O Valor acompanhou a
passeata assim que esta chegou à Avenida Presidente Antônio Carlos, sob o
viaduto José Alencar. É o trecho onde, na marcha do sábado, já havia ocorrido
choques entre policiais e manifestantes além de depredações.
A polícia observava de
longe. As grades marcavam um perímetro de segurança de dois quilômetros no
entorno do estádio do Mineirão. Brasil e Uruguai disputavam as semifinais da
Copa das Confederações naquele momento.
De repente, a
tranquilidade começou a ser quebrada por um pequeno e barulhento grupo de
adolescentes e jovens nos início de seus 20 anos que bloqueou a passagem do
carro de som. Trajavam calças pretas ou jeans surrados, camisetas de bandas de
rock ou estampadas com o A de anarquia. Vários seguravam no alto seus skates.
Vários cobriam o rosto com lenços ou camisetas. Cobravam que o protesto fosse
em direção ao estádio. O grito empolgou alguns e a multidão que mais tarde
seria estimada em 40 mil a 60 mil pessoas começou a dar meia volta. Não queriam
briga.
Mas dali em diante, os
manifestantes viraram plateia. Assistiam aos mais violentos que lançavam o que
tinham nas mãos contra policiais na esquina com a Avenida Abraão Caram – que
leva até o Mineirão. E a plateia filmava ou fotografava com celulares a
confusão e por mais de uma vez explodiu em aplausos e urros quando viam os
mascarados arremessarem de volta para o cordão de policiais as bombas de gás
lacrimogêneo riscando o ar com fumaça branca.
Menos de duas horas
depois, os vândalos incendiariam uma concessionária da KIA na Antonio Carlos.
Um grande número de pessoas – 2 mil ou 3 mil talvez – continuava ali,
relativamente perto das labaredas e dos incendiários e saqueadores.
Era início da noite
quando um garoto aparentando ter 16, 17 – jeans folgado, tênis Nike, camiseta
preta, uma corrente comprida ao estilo rapper e boné preto – voltou da confusão
e se encontrou com um grupo de meninos e meninas da mesma idade sentados na
calçada da avenida que continuava bloqueada por muitos manifestantes. “Os caras
arrastaram um caminhão da concessionária, arrastaram para o meio da avenida.
Vão botar fogo”, contava o garoto, entusiasmado, aos demais que reagiam com
entusiasmo semelhante a quem é fissurado em personagens de um videogame de
ação.
Mais adiante, descendo
em fila indiana, uns oito ou dez rapazes vestidos de calça e jaquetas pretas,
puídas e sujas, um segurando na mochila do outro, serpenteavam entre os
manifestantes em direção ao centro da confusão.
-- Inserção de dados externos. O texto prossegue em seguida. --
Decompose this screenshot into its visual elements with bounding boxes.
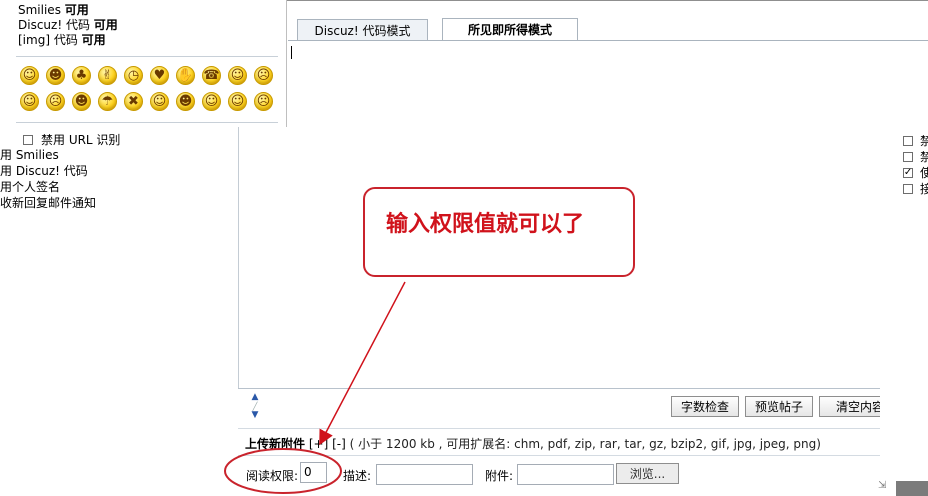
annotation-arrow — [319, 281, 406, 446]
annotation-ellipse — [224, 448, 342, 494]
annotation-overlay — [224, 281, 406, 494]
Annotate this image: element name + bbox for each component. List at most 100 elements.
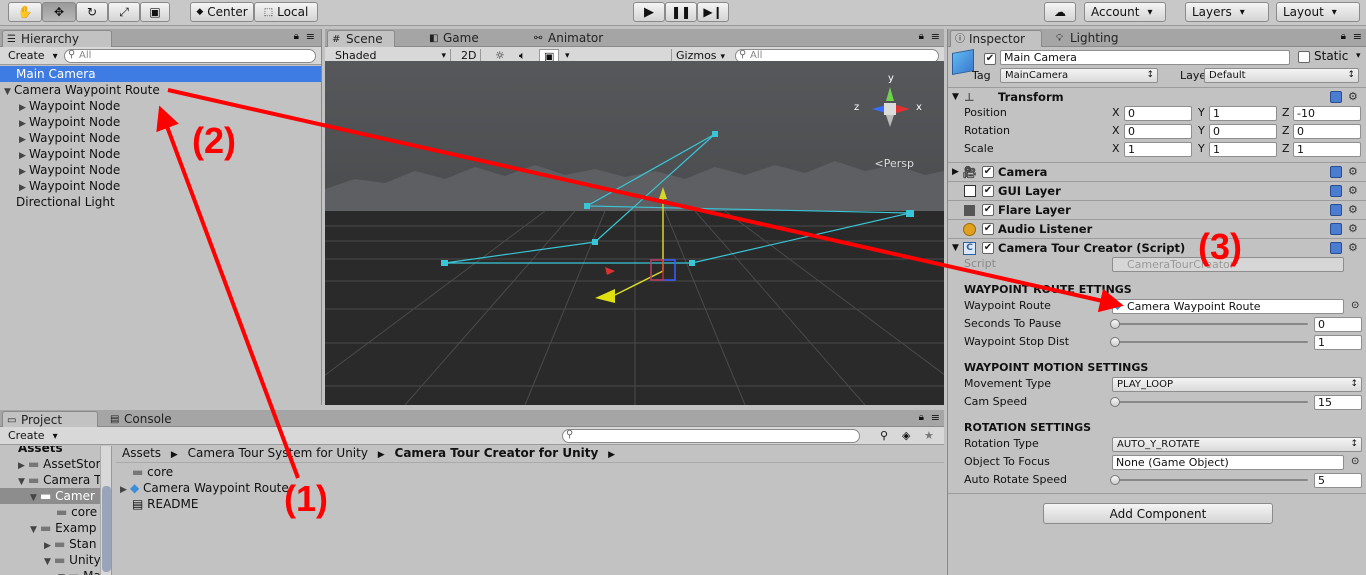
rotation-z-field[interactable]: 0 [1293,124,1361,139]
orientation-gizmo[interactable]: y x z [854,73,926,135]
hierarchy-item-waypoint-node[interactable]: ▶ Waypoint Node [0,130,321,146]
gear-icon[interactable]: ⚙ [1348,163,1358,181]
scale-x-field[interactable]: 1 [1124,142,1192,157]
object-to-focus-field[interactable]: None (Game Object) [1112,455,1344,470]
gui-layer-component-header[interactable]: ✔ GUI Layer ⚙ [948,181,1366,200]
expanded-arrow-icon[interactable]: ▼ [58,570,68,575]
waypoint-stop-dist-slider[interactable] [1112,341,1308,343]
tree-item[interactable]: ▼ ▬ Examp [0,520,111,536]
tree-item[interactable]: ▶ ▬ Stan [0,536,111,552]
position-z-field[interactable]: -10 [1293,106,1361,121]
tab-inspector[interactable]: ⓘ Inspector [950,30,1042,47]
tab-project[interactable]: ▭ Project [2,411,98,428]
help-book-icon[interactable] [1330,223,1342,235]
hierarchy-create-dropdown[interactable]: Create [4,49,62,63]
layers-dropdown[interactable]: Layers [1185,2,1269,22]
rotate-tool-button[interactable]: ↻ [76,2,108,22]
waypoint-route-object-field[interactable]: Camera Waypoint Route [1112,299,1344,314]
tree-scrollbar[interactable] [100,446,111,575]
component-enabled-checkbox[interactable]: ✔ [982,204,994,216]
scale-y-field[interactable]: 1 [1209,142,1277,157]
move-tool-button[interactable]: ✥ [42,2,76,22]
tree-item[interactable]: ▼ ▬ Unity [0,552,111,568]
camera-component-header[interactable]: ▶ 🎥︎ ✔ Camera ⚙ [948,162,1366,181]
help-book-icon[interactable] [1330,91,1342,103]
help-book-icon[interactable] [1330,242,1342,254]
cam-speed-field[interactable]: 15 [1314,395,1362,410]
asset-item-core[interactable]: ▬ core [132,464,432,480]
active-checkbox[interactable]: ✔ [984,53,996,65]
rect-tool-button[interactable]: ▣ [140,2,170,22]
hand-tool-button[interactable]: ✋ [8,2,42,22]
hierarchy-item-waypoint-node[interactable]: ▶ Waypoint Node [0,114,321,130]
asset-item-readme[interactable]: ▤ README [132,496,432,512]
tag-dropdown[interactable]: MainCamera [1000,68,1158,83]
slider-knob[interactable] [1110,475,1120,485]
scale-tool-button[interactable]: ⤢ [108,2,140,22]
hierarchy-item-waypoint-node[interactable]: ▶ Waypoint Node [0,146,321,162]
add-component-button[interactable]: Add Component [1043,503,1273,524]
tab-lighting[interactable]: 💡︎ Lighting [1052,30,1127,47]
layer-dropdown[interactable]: Default [1204,68,1359,83]
tree-item-selected[interactable]: ▼ ▬ Camer [0,488,111,504]
help-book-icon[interactable] [1330,204,1342,216]
tab-animator[interactable]: ⚯ Animator [530,30,611,47]
rotation-x-field[interactable]: 0 [1124,124,1192,139]
scene-viewport[interactable]: y x z <Persp [325,61,944,405]
favorites-star-icon[interactable]: ★ [920,429,938,443]
asset-item-camera-waypoint-route[interactable]: ▶ ◆ Camera Waypoint Route [120,480,420,496]
lock-icon[interactable]: 🔒︎ [1341,31,1346,42]
layout-dropdown[interactable]: Layout [1276,2,1360,22]
menu-icon[interactable]: ≡ [1353,30,1362,43]
project-create-dropdown[interactable]: Create [4,429,62,443]
lock-icon[interactable]: 🔒︎ [919,412,924,423]
help-book-icon[interactable] [1330,166,1342,178]
breadcrumb-item-current[interactable]: Camera Tour Creator for Unity [395,446,599,460]
lock-icon[interactable]: 🔒︎ [294,31,299,42]
static-checkbox[interactable] [1298,51,1310,63]
slider-knob[interactable] [1110,397,1120,407]
position-x-field[interactable]: 0 [1124,106,1192,121]
scrollbar-thumb[interactable] [102,486,111,572]
tree-item[interactable]: Assets [0,446,111,456]
tab-scene[interactable]: # Scene [327,30,395,47]
hierarchy-item-waypoint-node[interactable]: ▶ Waypoint Node [0,98,321,114]
filter-type-icon[interactable]: ⚲ [876,429,892,443]
breadcrumb-item[interactable]: Assets [122,446,161,460]
collapsed-arrow-icon[interactable]: ▶ [120,482,130,498]
step-button[interactable]: ▶❙ [697,2,729,22]
scale-z-field[interactable]: 1 [1293,142,1361,157]
project-search-input[interactable] [562,429,860,443]
tab-hierarchy[interactable]: ☰ Hierarchy [2,30,112,47]
tree-item[interactable]: ▬ core [0,504,111,520]
filter-label-icon[interactable]: ◈ [898,429,914,443]
component-enabled-checkbox[interactable]: ✔ [982,223,994,235]
menu-icon[interactable]: ≡ [931,411,940,424]
hierarchy-item-waypoint-node[interactable]: ▶ Waypoint Node [0,178,321,194]
menu-icon[interactable]: ≡ [306,30,315,43]
hierarchy-item-camera-waypoint-route[interactable]: ▼ Camera Waypoint Route [0,82,321,98]
hierarchy-item-waypoint-node[interactable]: ▶ Waypoint Node [0,162,321,178]
seconds-to-pause-field[interactable]: 0 [1314,317,1362,332]
tree-item[interactable]: ▼ ▬ Camera T [0,472,111,488]
gear-icon[interactable]: ⚙ [1348,201,1358,219]
object-name-field[interactable]: Main Camera [1000,50,1290,65]
rotation-type-dropdown[interactable]: AUTO_Y_ROTATE [1112,437,1362,452]
cloud-button[interactable]: ☁ [1044,2,1076,22]
object-picker-icon[interactable]: ⊙ [1351,453,1359,471]
auto-rotate-speed-slider[interactable] [1112,479,1308,481]
component-enabled-checkbox[interactable]: ✔ [982,185,994,197]
persp-label[interactable]: <Persp [875,157,914,170]
auto-rotate-speed-field[interactable]: 5 [1314,473,1362,488]
movement-type-dropdown[interactable]: PLAY_LOOP [1112,377,1362,392]
tab-game[interactable]: ◧ Game [425,30,487,47]
seconds-to-pause-slider[interactable] [1112,323,1308,325]
gear-icon[interactable]: ⚙ [1348,182,1358,200]
help-book-icon[interactable] [1330,185,1342,197]
hierarchy-item-main-camera[interactable]: Main Camera [0,66,321,82]
rotation-y-field[interactable]: 0 [1209,124,1277,139]
play-button[interactable]: ▶ [633,2,665,22]
pause-button[interactable]: ❚❚ [665,2,697,22]
pivot-local-toggle[interactable]: ⬚ Local [254,2,318,22]
object-picker-icon[interactable]: ⊙ [1351,297,1359,315]
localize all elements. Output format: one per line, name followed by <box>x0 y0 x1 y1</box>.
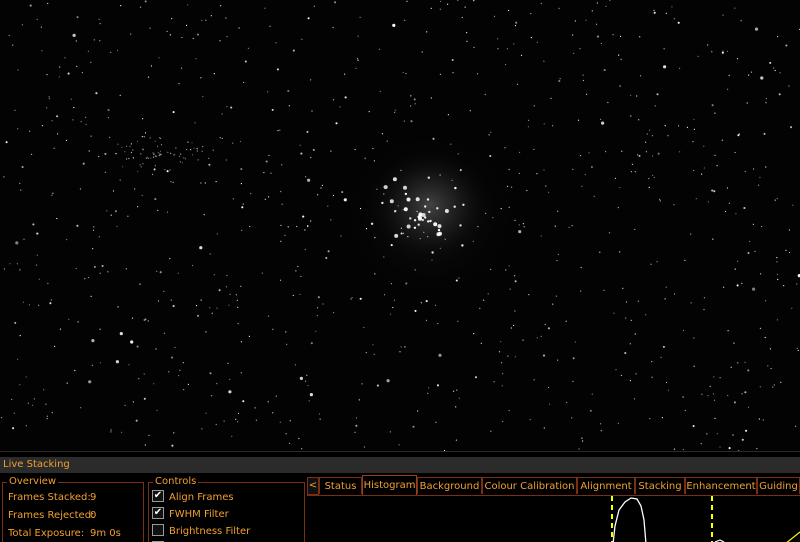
brightness-filter-label: Brightness Filter <box>169 526 251 537</box>
overview-legend: Overview <box>7 475 59 489</box>
tab-enhancement[interactable]: Enhancement <box>685 477 757 494</box>
tab-colour-calibration[interactable]: Colour Calibration <box>482 477 577 494</box>
total-exposure-value: 9m 0s <box>90 528 121 539</box>
overview-group: Overview Frames Stacked: 9 Frames Reject… <box>2 475 144 542</box>
frames-rejected-label: Frames Rejected: <box>8 510 95 521</box>
brightness-filter-option[interactable]: Brightness Filter <box>152 524 251 538</box>
tab-histogram[interactable]: Histogram <box>362 475 417 495</box>
fwhm-filter-option[interactable]: ✔ FWHM Filter <box>152 507 229 521</box>
total-exposure-label: Total Exposure: <box>8 528 85 539</box>
fwhm-filter-label: FWHM Filter <box>169 509 229 520</box>
nebula-core <box>368 147 492 263</box>
tab-strip: < Status Histogram Background Colour Cal… <box>307 475 800 495</box>
histogram-plot <box>611 496 800 542</box>
frames-rejected-value: 0 <box>90 510 97 521</box>
tab-background[interactable]: Background <box>417 477 482 494</box>
controls-legend: Controls <box>153 475 199 489</box>
tab-alignment[interactable]: Alignment <box>577 477 635 494</box>
align-frames-option[interactable]: ✔ Align Frames <box>152 490 234 504</box>
tab-stacking[interactable]: Stacking <box>635 477 685 494</box>
frames-stacked-value: 9 <box>90 492 97 503</box>
live-stacking-panel: Live Stacking Overview Frames Stacked: 9… <box>0 451 800 542</box>
controls-group: Controls ✔ Align Frames ✔ FWHM Filter Brig… <box>148 475 305 542</box>
frames-rejected-row: Frames Rejected: 0 <box>8 510 97 521</box>
tab-status[interactable]: Status <box>319 477 362 494</box>
align-frames-label: Align Frames <box>169 492 234 503</box>
star-field-image <box>0 0 800 452</box>
tab-scroll-left-button[interactable]: < <box>307 477 319 495</box>
stacked-image-viewer[interactable] <box>0 0 800 452</box>
histogram-curve <box>612 497 647 542</box>
brightness-filter-checkbox[interactable] <box>152 524 164 536</box>
frames-stacked-label: Frames Stacked: <box>8 492 91 503</box>
tab-guiding[interactable]: Guiding <box>757 477 800 494</box>
panel-title: Live Stacking <box>0 457 800 473</box>
fwhm-filter-checkbox[interactable]: ✔ <box>152 507 164 519</box>
histogram-stretch-curve <box>786 531 800 542</box>
total-exposure-row: Total Exposure: 9m 0s <box>8 528 121 539</box>
live-stacking-window: Live Stacking Overview Frames Stacked: 9… <box>0 0 800 542</box>
frames-stacked-row: Frames Stacked: 9 <box>8 492 96 503</box>
align-frames-checkbox[interactable]: ✔ <box>152 490 164 502</box>
histogram-view[interactable] <box>307 495 800 542</box>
Todos com os rostos cobertos.
“Olha lá aqueles caras, vão para lá também. Desceram do morro”, disse uma
menina que não parecia nada assustada com os tipos.
Quando o Valor começou a
deixar aquela concentração para se juntar a muitos que seguiam a pé sentido
centro da cidade, passou ao lado de outro grupo formado só por garotas.
Trajavam jeans, top e tênis como todas as meninas que circulam por bairros de
classe média de Belo Horizonte. “Nossa, o melhor foi aquela hora que os
policiais ficaram encurralados, cê viu como eles estavam?”, perguntava uma
delas, loira e de cabelo amarrado.
Ao deixar a manifestação
convertida em caos, a sensação era que os vândalos viraram heróis para muitos
dos que estavam ali. E que as manifestações, ao menos essa de Belo Horizonte,
liberaram não só um espírito cívico e novo para muitos dos participantes, mas
também o que há de violento e destrutivo nestes jovens.